An imposing Victorian house on one of south Co Dublin’s most sought-after roads has lots of the standard handsome features of its period – and then some. Simple but elegant chandeliers throughout this 590sq m (6,350sq ft) property appear to be original. There are amber-coloured, leaded stained-glass windows and doors, along with elaborate plasterwork in many rooms and lovely brass door plates and door handles. It also has direct access to Glenageary tennis club from a door in the back garden.
Coolarne, on Silchester Road, Glenageary, has been freshly decorated and staged for sale by the Interiors Project. This seven-bedroom, two storey over garden level semi-detached house, is for sale through Sherry FitzGerald for €2.95 million. The Property Price Register shows that it sold in 2016 for €2.75 million – this was an interfamily transfer. While the house has been well-maintained by the family, who have owned it since the 1970s, new owners will probably want to upgrade and perhaps reconfigure some areas and even extend it at the back. The 159sq m (1,603sqft) garden level alone could be a comfortable self-contained apartment after refurbishment, subject to planning permission. The house has an E1 Ber rating.
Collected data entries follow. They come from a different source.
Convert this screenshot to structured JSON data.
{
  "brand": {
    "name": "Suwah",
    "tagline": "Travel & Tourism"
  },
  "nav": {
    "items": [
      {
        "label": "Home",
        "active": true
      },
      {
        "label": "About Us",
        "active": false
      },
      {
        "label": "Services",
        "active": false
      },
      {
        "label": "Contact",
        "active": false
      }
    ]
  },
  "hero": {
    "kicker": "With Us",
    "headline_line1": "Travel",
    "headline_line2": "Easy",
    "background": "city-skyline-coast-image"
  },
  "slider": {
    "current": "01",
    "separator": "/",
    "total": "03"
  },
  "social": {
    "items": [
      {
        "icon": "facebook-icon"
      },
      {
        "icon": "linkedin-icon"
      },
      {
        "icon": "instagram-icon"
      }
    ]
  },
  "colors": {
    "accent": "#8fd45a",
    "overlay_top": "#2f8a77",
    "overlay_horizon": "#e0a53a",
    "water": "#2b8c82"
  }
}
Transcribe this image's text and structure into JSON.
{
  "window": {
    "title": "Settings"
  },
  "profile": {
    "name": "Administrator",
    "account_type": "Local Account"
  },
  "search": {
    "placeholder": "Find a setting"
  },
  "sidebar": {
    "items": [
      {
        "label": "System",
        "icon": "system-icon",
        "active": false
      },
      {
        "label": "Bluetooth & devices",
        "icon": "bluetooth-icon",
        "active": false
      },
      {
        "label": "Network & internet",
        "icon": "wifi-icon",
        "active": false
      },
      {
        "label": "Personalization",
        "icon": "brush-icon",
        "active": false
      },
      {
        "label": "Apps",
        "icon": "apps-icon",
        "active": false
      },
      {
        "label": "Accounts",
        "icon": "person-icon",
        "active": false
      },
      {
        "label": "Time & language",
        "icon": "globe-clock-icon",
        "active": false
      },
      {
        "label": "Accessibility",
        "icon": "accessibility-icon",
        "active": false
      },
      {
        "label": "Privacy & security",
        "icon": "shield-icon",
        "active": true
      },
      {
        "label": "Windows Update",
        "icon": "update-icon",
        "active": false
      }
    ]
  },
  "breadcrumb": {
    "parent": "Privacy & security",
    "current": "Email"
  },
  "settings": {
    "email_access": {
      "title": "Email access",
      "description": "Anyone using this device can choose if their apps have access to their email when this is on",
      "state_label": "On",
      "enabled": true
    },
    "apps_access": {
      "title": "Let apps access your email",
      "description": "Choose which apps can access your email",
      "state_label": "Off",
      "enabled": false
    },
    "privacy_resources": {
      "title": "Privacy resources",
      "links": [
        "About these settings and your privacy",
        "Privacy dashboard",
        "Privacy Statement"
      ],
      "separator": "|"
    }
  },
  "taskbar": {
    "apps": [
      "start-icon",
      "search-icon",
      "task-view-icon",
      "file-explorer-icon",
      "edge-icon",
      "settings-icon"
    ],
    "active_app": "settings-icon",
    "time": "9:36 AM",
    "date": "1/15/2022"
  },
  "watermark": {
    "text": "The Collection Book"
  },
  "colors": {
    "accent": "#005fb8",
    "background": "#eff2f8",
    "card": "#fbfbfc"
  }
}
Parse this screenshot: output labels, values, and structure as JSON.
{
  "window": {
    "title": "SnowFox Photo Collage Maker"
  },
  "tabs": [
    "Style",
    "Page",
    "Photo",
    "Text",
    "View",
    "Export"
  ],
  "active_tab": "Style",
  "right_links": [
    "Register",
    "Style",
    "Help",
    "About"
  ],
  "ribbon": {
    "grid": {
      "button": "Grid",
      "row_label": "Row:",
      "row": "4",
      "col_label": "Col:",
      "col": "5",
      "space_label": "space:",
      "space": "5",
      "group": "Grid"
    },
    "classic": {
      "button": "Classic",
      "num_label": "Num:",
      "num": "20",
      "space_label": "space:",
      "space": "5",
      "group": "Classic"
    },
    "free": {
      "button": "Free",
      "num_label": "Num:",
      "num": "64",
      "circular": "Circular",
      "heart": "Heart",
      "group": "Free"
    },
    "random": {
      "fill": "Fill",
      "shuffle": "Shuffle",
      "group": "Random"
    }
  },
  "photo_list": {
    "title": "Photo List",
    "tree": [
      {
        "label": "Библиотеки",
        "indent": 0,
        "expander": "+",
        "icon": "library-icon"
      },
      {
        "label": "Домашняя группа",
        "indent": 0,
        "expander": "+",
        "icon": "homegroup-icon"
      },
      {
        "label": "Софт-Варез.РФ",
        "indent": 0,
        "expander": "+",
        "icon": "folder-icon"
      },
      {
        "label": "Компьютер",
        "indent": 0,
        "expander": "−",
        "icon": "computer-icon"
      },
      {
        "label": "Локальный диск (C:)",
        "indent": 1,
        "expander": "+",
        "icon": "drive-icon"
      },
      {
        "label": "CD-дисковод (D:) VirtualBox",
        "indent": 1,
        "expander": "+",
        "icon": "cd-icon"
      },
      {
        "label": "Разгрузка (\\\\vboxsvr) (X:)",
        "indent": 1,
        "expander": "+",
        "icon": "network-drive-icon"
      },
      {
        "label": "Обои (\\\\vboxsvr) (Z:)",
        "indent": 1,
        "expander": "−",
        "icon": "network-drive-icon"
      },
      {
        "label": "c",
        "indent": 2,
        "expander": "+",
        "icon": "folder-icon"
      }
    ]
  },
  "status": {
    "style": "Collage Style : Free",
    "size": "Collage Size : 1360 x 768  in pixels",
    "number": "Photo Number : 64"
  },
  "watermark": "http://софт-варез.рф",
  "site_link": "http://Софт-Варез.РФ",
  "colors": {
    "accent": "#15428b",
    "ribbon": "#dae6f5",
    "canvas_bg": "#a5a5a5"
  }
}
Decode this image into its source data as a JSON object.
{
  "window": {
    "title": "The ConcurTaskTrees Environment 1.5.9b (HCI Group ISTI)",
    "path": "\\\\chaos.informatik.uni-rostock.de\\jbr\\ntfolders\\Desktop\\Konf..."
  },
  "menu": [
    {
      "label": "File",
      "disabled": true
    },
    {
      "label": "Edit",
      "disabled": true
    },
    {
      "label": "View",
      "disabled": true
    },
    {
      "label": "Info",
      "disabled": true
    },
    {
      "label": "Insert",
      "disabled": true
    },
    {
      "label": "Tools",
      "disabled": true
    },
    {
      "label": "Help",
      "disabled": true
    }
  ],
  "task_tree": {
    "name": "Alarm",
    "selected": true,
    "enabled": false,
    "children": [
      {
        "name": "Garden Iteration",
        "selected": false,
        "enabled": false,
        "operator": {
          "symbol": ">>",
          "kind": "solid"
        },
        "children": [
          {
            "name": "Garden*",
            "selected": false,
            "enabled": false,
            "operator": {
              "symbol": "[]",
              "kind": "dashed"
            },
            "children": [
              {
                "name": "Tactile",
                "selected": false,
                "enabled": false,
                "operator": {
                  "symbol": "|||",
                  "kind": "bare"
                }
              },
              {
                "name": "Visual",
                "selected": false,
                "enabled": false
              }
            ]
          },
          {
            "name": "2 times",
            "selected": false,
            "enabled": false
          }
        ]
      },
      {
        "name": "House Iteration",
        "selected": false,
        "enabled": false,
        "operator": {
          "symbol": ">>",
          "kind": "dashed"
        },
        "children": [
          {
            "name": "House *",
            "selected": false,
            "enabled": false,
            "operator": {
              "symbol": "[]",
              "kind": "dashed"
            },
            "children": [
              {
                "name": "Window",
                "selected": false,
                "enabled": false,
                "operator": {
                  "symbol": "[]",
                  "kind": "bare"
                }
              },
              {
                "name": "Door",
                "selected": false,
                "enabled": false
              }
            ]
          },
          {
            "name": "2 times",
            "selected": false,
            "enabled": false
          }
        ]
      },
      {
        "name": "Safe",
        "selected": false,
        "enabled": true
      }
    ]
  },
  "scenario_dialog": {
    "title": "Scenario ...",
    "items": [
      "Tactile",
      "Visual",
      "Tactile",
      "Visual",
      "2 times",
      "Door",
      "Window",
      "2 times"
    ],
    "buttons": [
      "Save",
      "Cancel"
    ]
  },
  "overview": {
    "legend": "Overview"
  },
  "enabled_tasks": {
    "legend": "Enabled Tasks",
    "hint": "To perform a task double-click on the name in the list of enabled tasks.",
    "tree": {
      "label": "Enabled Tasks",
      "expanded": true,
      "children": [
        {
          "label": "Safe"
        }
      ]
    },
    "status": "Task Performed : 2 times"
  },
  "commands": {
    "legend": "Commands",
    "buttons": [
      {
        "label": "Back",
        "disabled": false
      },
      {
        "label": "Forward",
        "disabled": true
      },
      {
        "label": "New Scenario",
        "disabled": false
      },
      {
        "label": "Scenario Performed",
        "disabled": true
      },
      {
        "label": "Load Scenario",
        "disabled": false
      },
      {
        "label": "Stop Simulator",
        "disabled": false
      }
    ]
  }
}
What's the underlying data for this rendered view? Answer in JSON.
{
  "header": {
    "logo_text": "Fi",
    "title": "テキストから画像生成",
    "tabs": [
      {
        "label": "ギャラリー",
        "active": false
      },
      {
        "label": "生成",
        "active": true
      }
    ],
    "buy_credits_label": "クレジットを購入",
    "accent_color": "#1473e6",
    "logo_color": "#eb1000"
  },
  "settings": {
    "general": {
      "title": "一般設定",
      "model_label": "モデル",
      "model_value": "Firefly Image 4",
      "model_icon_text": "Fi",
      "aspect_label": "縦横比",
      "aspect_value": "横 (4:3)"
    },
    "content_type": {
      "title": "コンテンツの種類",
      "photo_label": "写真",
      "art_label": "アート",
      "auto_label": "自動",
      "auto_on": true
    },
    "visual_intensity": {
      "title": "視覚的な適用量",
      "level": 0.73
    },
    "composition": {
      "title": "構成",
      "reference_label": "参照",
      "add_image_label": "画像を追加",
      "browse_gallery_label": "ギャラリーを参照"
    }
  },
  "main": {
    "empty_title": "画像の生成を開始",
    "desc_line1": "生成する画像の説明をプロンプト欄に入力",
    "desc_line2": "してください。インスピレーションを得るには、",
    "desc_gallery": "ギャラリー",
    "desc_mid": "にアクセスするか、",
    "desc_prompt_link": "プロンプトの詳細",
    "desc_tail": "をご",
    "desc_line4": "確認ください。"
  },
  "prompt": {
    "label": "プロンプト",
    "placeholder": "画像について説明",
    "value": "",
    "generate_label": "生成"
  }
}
Granite steps lead up to a sheltered front porch with original encaustic floor tiles. The front door opens on to a front lobby, and from there through a door with a stained-glass panel into the entrance hall, which runs the width of the house. At the immediate left, through an arch, is a tall stained-glass window beside a few steps leading up to a toilet. Straight ahead are wide stained-glass double doors opening into a large room towards the back of the house, and on the right, a drawingroom at the front with a study off of it.
The drawingroom, grey-carpeted and painted white, like most rooms in the house, has a nearly floor-to-ceiling bay with double-glazed sash windows looking over the front garden; it has a deep frieze and elaborate cornicework. The centre roses are painted white and contrasting deep peach. A door from here opens into a timber-floored room fitted out as a small study.
The wide stained-glass doors on the opposite side of the hall open into a space described as a family room, with a marble fireplace and stained-glass windows. This leads into an unusual room described by the agents as an orangery, an over 46sq m (500sq ft) livingroom with a polished timber floor, very deep roof lantern and three steps at the side leading up to a marble fireplace with seating beside it. It opens through double doors into a conservatory.
The kitchen and breakfast room is not, as you might expect, at garden level but is off the front hall opposite the drawingroom. It’s large, but relatively modest given the size of the house, with an island unit with polished granite top, plain timber cupboards and a big dining area; there’s a large utility room off it. Double doors open on to a deck leading down into the back garden.
The hall and staircase are panelled below the dado rail, with striking floral wallpaper above and two stained-glass lights. There are four double bedrooms on the first floor, three at the front, with the main bedroom stretching the width of the house, overlooking the back garden. It’s an unusual room with a wide decorative arch marking off a dressing area with a wall of mirrored wardrobes. The en suite, with an oval bath and shower at the other side of the room, is a little dated, like other bathrooms in the house. They are all off a large landing, which, like the hall below, has a high ceiling with a decorative frieze and a large stained-glass window at its end.
Twenty-one steep steps lead to the top, attic floor, where there are two double bedrooms – original to the house – with Velux windows, and a large 1980s-style pine-panelled bathroom with a sauna.
Double doors from the front garden lead down into the garden level of the house, a space that has one bedroom, a small kitchen with a tiled floor, a room described as a family room and, at the front, a very large room the agents describe as a games room. It has separate entrances at the side and back of the house and could be used as an apartment for a guest or an au pair.
The back garden is mainly in lawn, sheltered by high walls and tall, mature trees. It has a pond and a door at the end opening directly into a lane beside the tennis courts of Glenageary tennis club. There is plenty of parking in the gravelled front garden behind electronic front gates.
Coolarne is in the Silchester Road architectural conservation area, which runs from Adelaide Road to roughly halfway down Silchester, but it is not a protected structure.